Good lord...the whole thing discusses the use of torture and the fact that it is not an effective tool.
And yet the term waterboarding is not found ANYWHERE in the whole article. Again I refer you to what constitutes a fallacy.
So now you want to play a game of semantics.
Well I tell you what. Since congress, the courts, international law, and america is divided on the issue of whether waterboarding is torture I think its really disingenuous to call this semantics.
I have given you my personal experiences
Really? Thus far the only thing you've told me is that you've never had any experience with water boarding. Whether you've actually interrogated anyone is questionable as well. Therefore on the issue at hand, you have as much personal experience as I do.
and backed it up with govt studies and opinions of noted experts
Really? From the second page of your article... "The views expressed in this book are those of the authors and do not reflect the official policy or position of the Department of Defense, the National Foreign Intelligence Community or the U.S. Government".

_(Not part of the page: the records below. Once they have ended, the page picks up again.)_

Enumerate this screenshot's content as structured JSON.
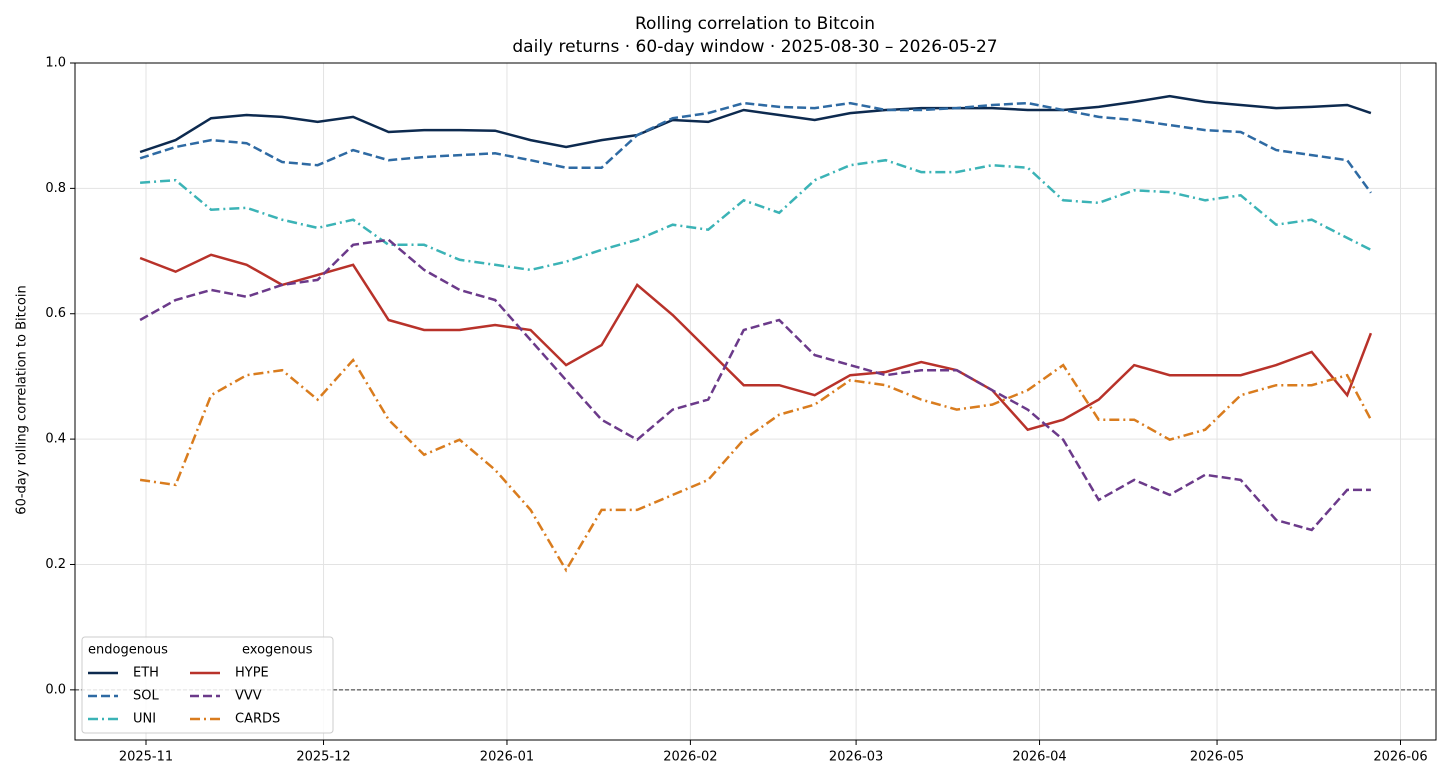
{
  "chart_data": {
    "type": "line",
    "title": "Rolling correlation to Bitcoin",
    "subtitle": "daily returns · 60-day window · 2025-08-30 – 2026-05-27",
    "y_label": "60-day rolling correlation to Bitcoin",
    "x": [
      "2025-10-31",
      "2025-11-06",
      "2025-11-12",
      "2025-11-18",
      "2025-11-24",
      "2025-11-30",
      "2025-12-06",
      "2025-12-12",
      "2025-12-18",
      "2025-12-24",
      "2025-12-30",
      "2026-01-05",
      "2026-01-11",
      "2026-01-17",
      "2026-01-23",
      "2026-01-29",
      "2026-02-04",
      "2026-02-10",
      "2026-02-16",
      "2026-02-22",
      "2026-02-28",
      "2026-03-06",
      "2026-03-12",
      "2026-03-18",
      "2026-03-24",
      "2026-03-30",
      "2026-04-05",
      "2026-04-11",
      "2026-04-17",
      "2026-04-23",
      "2026-04-29",
      "2026-05-05",
      "2026-05-11",
      "2026-05-17",
      "2026-05-23",
      "2026-05-27"
    ],
    "series": [
      {
        "name": "ETH",
        "color": "#0d2a4f",
        "dash": "solid",
        "values": [
          0.858,
          0.877,
          0.912,
          0.917,
          0.914,
          0.906,
          0.914,
          0.89,
          0.893,
          0.893,
          0.892,
          0.877,
          0.866,
          0.877,
          0.885,
          0.909,
          0.906,
          0.925,
          0.917,
          0.909,
          0.92,
          0.925,
          0.928,
          0.928,
          0.928,
          0.925,
          0.925,
          0.93,
          0.938,
          0.947,
          0.938,
          0.933,
          0.928,
          0.93,
          0.933,
          0.92
        ]
      },
      {
        "name": "SOL",
        "color": "#2e6aa3",
        "dash": "dashed",
        "values": [
          0.848,
          0.866,
          0.877,
          0.872,
          0.842,
          0.837,
          0.861,
          0.845,
          0.85,
          0.853,
          0.856,
          0.845,
          0.833,
          0.833,
          0.885,
          0.912,
          0.92,
          0.936,
          0.93,
          0.928,
          0.936,
          0.925,
          0.925,
          0.928,
          0.933,
          0.936,
          0.925,
          0.914,
          0.909,
          0.901,
          0.893,
          0.89,
          0.861,
          0.853,
          0.845,
          0.793
        ]
      },
      {
        "name": "UNI",
        "color": "#3bb3b6",
        "dash": "dashdot",
        "values": [
          0.809,
          0.813,
          0.766,
          0.769,
          0.75,
          0.737,
          0.75,
          0.71,
          0.71,
          0.686,
          0.678,
          0.67,
          0.683,
          0.702,
          0.718,
          0.742,
          0.734,
          0.781,
          0.761,
          0.813,
          0.837,
          0.845,
          0.826,
          0.826,
          0.837,
          0.833,
          0.781,
          0.777,
          0.797,
          0.794,
          0.781,
          0.789,
          0.742,
          0.75,
          0.721,
          0.702
        ]
      },
      {
        "name": "HYPE",
        "color": "#b8322a",
        "dash": "solid",
        "values": [
          0.689,
          0.667,
          0.694,
          0.678,
          0.646,
          0.662,
          0.678,
          0.59,
          0.574,
          0.574,
          0.582,
          0.574,
          0.518,
          0.55,
          0.646,
          0.598,
          0.542,
          0.486,
          0.486,
          0.47,
          0.502,
          0.507,
          0.523,
          0.51,
          0.478,
          0.415,
          0.431,
          0.463,
          0.518,
          0.502,
          0.502,
          0.502,
          0.518,
          0.539,
          0.47,
          0.569
        ]
      },
      {
        "name": "VVV",
        "color": "#6b3a8a",
        "dash": "dashed",
        "values": [
          0.59,
          0.622,
          0.638,
          0.627,
          0.646,
          0.654,
          0.71,
          0.718,
          0.67,
          0.638,
          0.622,
          0.558,
          0.494,
          0.431,
          0.399,
          0.447,
          0.463,
          0.574,
          0.59,
          0.534,
          0.518,
          0.502,
          0.51,
          0.51,
          0.478,
          0.447,
          0.399,
          0.303,
          0.335,
          0.311,
          0.343,
          0.335,
          0.271,
          0.255,
          0.319,
          0.319
        ]
      },
      {
        "name": "CARDS",
        "color": "#d97c1e",
        "dash": "dashdot",
        "values": [
          0.335,
          0.327,
          0.47,
          0.502,
          0.51,
          0.463,
          0.526,
          0.431,
          0.375,
          0.399,
          0.351,
          0.287,
          0.191,
          0.287,
          0.287,
          0.311,
          0.335,
          0.399,
          0.439,
          0.455,
          0.494,
          0.486,
          0.463,
          0.447,
          0.455,
          0.478,
          0.518,
          0.431,
          0.431,
          0.399,
          0.415,
          0.47,
          0.486,
          0.486,
          0.502,
          0.431
        ]
      }
    ],
    "xlim": [
      "2025-10-20",
      "2026-06-07"
    ],
    "xticks": [
      {
        "value": "2025-11-01",
        "label": "2025-11"
      },
      {
        "value": "2025-12-01",
        "label": "2025-12"
      },
      {
        "value": "2026-01-01",
        "label": "2026-01"
      },
      {
        "value": "2026-02-01",
        "label": "2026-02"
      },
      {
        "value": "2026-03-01",
        "label": "2026-03"
      },
      {
        "value": "2026-04-01",
        "label": "2026-04"
      },
      {
        "value": "2026-05-01",
        "label": "2026-05"
      },
      {
        "value": "2026-06-01",
        "label": "2026-06"
      }
    ],
    "ylim": [
      -0.08,
      1.0
    ],
    "yticks": [
      {
        "value": 0,
        "label": "0.0"
      },
      0.2,
      0.4,
      0.6,
      0.8,
      {
        "value": 1,
        "label": "1.0"
      }
    ],
    "reference_line": 0,
    "grid": true,
    "legend": {
      "loc": "lower left",
      "titles": [
        "endogenous",
        "exogenous"
      ]
    }
  }
}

Furthermore, not a single one of those "noted experts" has worked for the CIA... you know, the folks performing these interrogations.
but you chose to believe what you want to believe despite your lack of personal experience or valid information. Now you are just living in a state of deliberate ignorance and denial in which neither I, nor anyone else, could possibly reach you.
Well, since we've dispensed with the personal experience issue lets move on. What I really curious about is why is it perfectly ok for you to dismiss wholesale the statements of CIA officials and the results obtained from waterboarding terror suspects, but I'm supposed to take as gospel some academic treatise that doesn't talk about waterboarding thats written by people who don't perform these types of interrogations.
I shouldn't have to tell you that what happens in academia does not always carry over to the real world. Alternatively, what works in the real world is not always recieved well by the "experts".
So, once again, irony defined: I'm in "denial" and yet you are telling us that the government has not successfully waterboarded these particular individuals.